Hal tersebut disampaikan menanggapi statement Ketua Umum HIPMI Bahlil Dahalia terkait dengan kegiatan usaha BUMN yang dianggap mulai memonopoli sehingga menghambat partisipasi swasta dalam kegiatan pembangunan nasional.

Sinergi BUMN Institute adalah lembaga kajian yang dimiliki oleh Federasi Serikat Pekerja Sinergi BUMN yang merupakan afiliasi dari 37 Serikat Pekerja di lingkungan BUMN.

Dalam pernyataan tertulis, Yunus mengatakan saat ini dalam pengerjaan proyek nasional tidak benar BUMN memonopoli dalam produksi semua komponen, peranserta swasta sangat terbuka untuk ikut dalam mengerjakan sebagian pekerjaan atas sebuah proyek nasional.

Proyek strategis nasional dilaksanakan untuk kepntingan nasional, oleh karena itu seharusnya memang dikerjakan oleh BUMN. Hal tersebut perlu dipandang secara ideologis, latar belakang didirikannya BUMN adalah implementasi dari Pasal 33 UUD 1945 khususnya untuk penguasaan cabang-cabang produksi yang penting dan menguasai hajat hidup orang banyak.

BUMN adalah kepanjangan tangan negara, penguatan BUMN melalui pengerjaan proyek strategis nasional adalah bentuk kedaulatan negara. Bangsa Indonesia lahir dengan konsep negara kesejahteraan yang mengedepankan kesejahteraan kolektif, tidak individualistik dan tidak liberal.

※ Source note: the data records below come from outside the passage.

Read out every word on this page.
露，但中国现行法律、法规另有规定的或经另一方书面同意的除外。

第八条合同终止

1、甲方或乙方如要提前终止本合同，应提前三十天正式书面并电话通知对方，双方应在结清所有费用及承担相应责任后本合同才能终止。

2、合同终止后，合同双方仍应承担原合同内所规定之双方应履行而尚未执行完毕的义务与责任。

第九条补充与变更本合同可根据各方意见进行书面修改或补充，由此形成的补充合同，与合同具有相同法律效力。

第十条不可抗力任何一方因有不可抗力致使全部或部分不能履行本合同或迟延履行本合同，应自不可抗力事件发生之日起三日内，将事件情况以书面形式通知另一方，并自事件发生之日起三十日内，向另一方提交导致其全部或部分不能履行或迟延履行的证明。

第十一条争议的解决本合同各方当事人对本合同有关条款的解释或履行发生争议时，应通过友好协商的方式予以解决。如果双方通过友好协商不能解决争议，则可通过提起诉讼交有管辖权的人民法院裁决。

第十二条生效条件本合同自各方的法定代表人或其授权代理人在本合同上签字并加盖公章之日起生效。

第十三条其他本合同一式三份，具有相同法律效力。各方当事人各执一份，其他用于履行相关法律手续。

Peran serta swasta memang perlu diatur agar semangat mengedepankan kesejahteraan kolektif melalui BUMN tetap terjaga, bangsa ini terhindar dari pengaruh neoliberal yang cenderung melemahkan peran negara, menyerahkan sistem perekonomian pada pasar yang otomatis masing-masing akan mengedepankan kepentingan dan kesejahteraan individu atau kelompok.

baca juga

Hal ini akan semakin memperluas ketimpangan/kesenjangan sosial, yang kaya akan semakin kaya dan yang miskin semakin tersingkir.

Disebutkan, BUMN terbukti hadir memberikan solusi dalam berbagai masalah bangsa, contohnya saat ini Pertamina tercatat rugi sekitar Rp12 triliyun yang dikarenakan untuk mengemban misi BBM satu harga secara nasional dan apakah swasta sanggup melakukan hal tersebut.

Dia mempertanyakan apakah proyek yang merugikan namun mengemban misi Pemerintah harus dikerjakan oleh BUMN sementara proyek yang menguntungkan harus diserahkan pada swasta.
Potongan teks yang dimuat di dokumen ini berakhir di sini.